The role of evolutionary conserved microRNAs in feeding and nutrition

进化保守的 microRNA 在摄食和营养中的作用

• 批准号: 2457497
• 金额: --
• 依托单位: University of Sussex
• 依托单位国家: 英国
• 项目类别: Studentship
• 财政年份: 2020
• 资助国家: 英国
• 起止时间: 2020 至 无数据
• 项目状态: 已结题
• 来源: https://gtr.ukri.org/projects?ref=studentship-2457497
• 关键词: role; evolutionary; conserved; microRNAs; feeding

Fundamental to life-long health is the coordinated regulation of appetite and energy metabolism. This defines key energy-dependent organismal parameters such as growth rates, size, reproductive potential, behaviour and host defence capabilities. Inappropriate control can result in a range of eating and metabolic disorders. We have recently performed a genetic screen to identify novel molecular regulators of feeding and growth in a simple organism, the fruit fly and found that a range of non-coding RNAs termed microRNAs plays important roles in defining feeding. Importantly, several of these microRNAs and their target genes are evolutionarily conserved from insects to mammals and some of these represent potentially novel regulators involved in hormonal control of energy metabolism. This collaborative project aims to investigate the roles of novel evolutionarily conserved microRNAs in feeding and nutrition in flies and mammals. Specifically, we will: 1. Exploit advanced genetic tools available in Drosophila, to define the systems, organs and cellular components affected in microRNA-deficient backgrounds and then apply a range of molecular biology and physiological approaches to test the roles of microRNAs within the physiology of affected cells and organs. 2. We will profile the expression of novel conserved-microRNAs in metabolically relevant mammalian tissues mouse models of diet-induced and genetic obesity and in human tissues from lean an obese subjects. This will be complemented by use of unique genetically altered in vitro models to dissect the signalling mechanisms targeted by novel microRNAs. 3. Take a discovery approach to screen for microRNAs that may elucidate evolutionarily conserved mechanisms that underpin food preferences for energy dense food in drosophila and mammals. The project will elucidate new molecular regulators and mechanisms that may underpin evolutionarily conserved genetic basis of nutrition and metabolism.

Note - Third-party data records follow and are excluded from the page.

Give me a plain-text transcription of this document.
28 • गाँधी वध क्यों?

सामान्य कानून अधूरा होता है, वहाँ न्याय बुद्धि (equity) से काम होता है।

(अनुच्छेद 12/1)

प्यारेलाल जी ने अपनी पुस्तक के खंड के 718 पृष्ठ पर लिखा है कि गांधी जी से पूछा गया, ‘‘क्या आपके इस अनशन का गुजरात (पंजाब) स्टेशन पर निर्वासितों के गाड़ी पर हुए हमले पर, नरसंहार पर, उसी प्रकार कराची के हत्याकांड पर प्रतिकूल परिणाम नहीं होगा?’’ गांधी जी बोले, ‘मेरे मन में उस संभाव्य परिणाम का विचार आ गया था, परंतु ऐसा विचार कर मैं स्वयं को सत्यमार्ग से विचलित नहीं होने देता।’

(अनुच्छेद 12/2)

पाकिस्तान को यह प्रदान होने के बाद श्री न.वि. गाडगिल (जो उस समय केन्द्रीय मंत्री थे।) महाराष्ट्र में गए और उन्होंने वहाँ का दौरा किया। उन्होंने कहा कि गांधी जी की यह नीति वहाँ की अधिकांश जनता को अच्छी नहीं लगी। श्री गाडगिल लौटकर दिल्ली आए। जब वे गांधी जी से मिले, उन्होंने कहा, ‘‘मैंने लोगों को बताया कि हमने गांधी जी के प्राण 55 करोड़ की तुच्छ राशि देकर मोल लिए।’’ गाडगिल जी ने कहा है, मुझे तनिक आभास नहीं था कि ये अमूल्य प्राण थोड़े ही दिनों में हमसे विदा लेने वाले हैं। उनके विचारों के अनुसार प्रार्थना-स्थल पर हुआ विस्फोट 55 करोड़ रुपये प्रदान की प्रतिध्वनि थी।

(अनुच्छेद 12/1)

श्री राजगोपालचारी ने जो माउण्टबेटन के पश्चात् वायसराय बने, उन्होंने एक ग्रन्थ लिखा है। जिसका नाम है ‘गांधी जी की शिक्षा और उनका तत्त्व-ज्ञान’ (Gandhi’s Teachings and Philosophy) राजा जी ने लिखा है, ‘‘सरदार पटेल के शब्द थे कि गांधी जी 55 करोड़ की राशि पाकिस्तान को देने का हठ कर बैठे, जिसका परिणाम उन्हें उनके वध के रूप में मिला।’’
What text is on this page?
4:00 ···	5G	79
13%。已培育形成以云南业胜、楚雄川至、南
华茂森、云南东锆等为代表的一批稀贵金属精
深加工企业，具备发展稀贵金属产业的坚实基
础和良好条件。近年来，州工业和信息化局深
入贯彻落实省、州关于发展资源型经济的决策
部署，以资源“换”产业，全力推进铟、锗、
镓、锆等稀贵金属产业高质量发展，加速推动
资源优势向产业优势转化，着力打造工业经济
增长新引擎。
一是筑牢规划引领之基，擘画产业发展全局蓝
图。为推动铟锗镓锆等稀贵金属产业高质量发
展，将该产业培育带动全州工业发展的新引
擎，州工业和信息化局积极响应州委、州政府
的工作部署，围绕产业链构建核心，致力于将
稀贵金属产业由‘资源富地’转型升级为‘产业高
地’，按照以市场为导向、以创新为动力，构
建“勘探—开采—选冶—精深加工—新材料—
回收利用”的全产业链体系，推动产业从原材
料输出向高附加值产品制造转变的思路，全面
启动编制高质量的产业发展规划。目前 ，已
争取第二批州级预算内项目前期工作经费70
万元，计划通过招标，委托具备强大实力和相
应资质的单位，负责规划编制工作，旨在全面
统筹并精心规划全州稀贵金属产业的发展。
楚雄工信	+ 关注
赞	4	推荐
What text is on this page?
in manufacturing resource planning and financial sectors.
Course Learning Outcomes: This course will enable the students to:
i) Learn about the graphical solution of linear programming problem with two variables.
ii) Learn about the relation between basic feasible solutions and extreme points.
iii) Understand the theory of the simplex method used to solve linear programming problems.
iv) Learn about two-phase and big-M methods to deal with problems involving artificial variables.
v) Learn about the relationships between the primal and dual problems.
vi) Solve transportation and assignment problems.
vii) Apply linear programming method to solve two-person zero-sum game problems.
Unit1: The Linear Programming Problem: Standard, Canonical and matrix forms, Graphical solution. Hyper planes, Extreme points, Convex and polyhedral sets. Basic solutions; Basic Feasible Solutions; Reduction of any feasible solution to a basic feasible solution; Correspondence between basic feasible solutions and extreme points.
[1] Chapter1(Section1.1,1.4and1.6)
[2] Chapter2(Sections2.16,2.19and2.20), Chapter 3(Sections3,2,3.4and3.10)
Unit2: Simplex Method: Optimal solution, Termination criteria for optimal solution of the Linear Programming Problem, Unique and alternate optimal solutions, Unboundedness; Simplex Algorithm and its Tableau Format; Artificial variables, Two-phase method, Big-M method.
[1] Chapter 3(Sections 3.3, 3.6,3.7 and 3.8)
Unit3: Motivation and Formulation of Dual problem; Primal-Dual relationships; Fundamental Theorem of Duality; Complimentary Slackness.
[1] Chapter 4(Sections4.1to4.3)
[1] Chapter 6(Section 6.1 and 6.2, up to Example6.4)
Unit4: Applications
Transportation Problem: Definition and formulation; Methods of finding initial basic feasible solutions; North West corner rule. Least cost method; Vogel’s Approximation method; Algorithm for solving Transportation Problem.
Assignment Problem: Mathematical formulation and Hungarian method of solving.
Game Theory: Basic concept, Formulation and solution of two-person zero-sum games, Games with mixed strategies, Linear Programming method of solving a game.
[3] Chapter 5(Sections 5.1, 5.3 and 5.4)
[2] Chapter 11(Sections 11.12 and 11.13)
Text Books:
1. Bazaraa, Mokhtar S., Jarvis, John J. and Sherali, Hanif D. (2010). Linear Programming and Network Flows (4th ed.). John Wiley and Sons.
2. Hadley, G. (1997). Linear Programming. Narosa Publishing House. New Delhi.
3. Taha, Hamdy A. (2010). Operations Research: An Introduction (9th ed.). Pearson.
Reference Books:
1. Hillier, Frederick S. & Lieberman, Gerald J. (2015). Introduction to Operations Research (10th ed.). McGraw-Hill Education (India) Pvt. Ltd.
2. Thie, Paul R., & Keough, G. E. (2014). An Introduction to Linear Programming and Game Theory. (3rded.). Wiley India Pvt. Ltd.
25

食欲和能量代谢的协调调节是终身健康的基础。这定义了关键的能量依赖有机体参数，如生长速度、大小、繁殖潜力、行为和宿主防御能力。控制不当会导致一系列饮食和代谢紊乱。我们最近进行了一项基因筛选，以确定果蝇这种简单生物的摄食和生长的新分子调节因子，并发现一系列被称为microRNAs的非编码rna在决定摄食方面起着重要作用。重要的是，从昆虫到哺乳动物，这些microrna中的一些及其靶基因在进化上是保守的，其中一些代表了参与激素控制能量代谢的潜在新调节器。该合作项目旨在研究新的进化保守的microrna在果蝇和哺乳动物的喂养和营养中的作用。具体来说，我们将：1。利用果蝇现有的先进遗传工具，定义在microrna缺乏的背景下受影响的系统、器官和细胞成分，然后应用一系列分子生物学和生理学方法来测试microrna在受影响细胞和器官的生理学中的作用。2. 我们将分析新的保守microrna在代谢相关的哺乳动物组织（饮食诱导和遗传性肥胖小鼠模型）以及瘦和肥胖受试者的人体组织中的表达。这将通过使用独特的基因改变体外模型来分析新型microrna靶向的信号机制来补充。3. 采用发现方法筛选可能阐明果蝇和哺乳动物对能量密集食物偏好的进化保守机制的microrna。该项目将阐明新的分子调控和机制，可能支持进化保守的遗传基础的营养和代谢。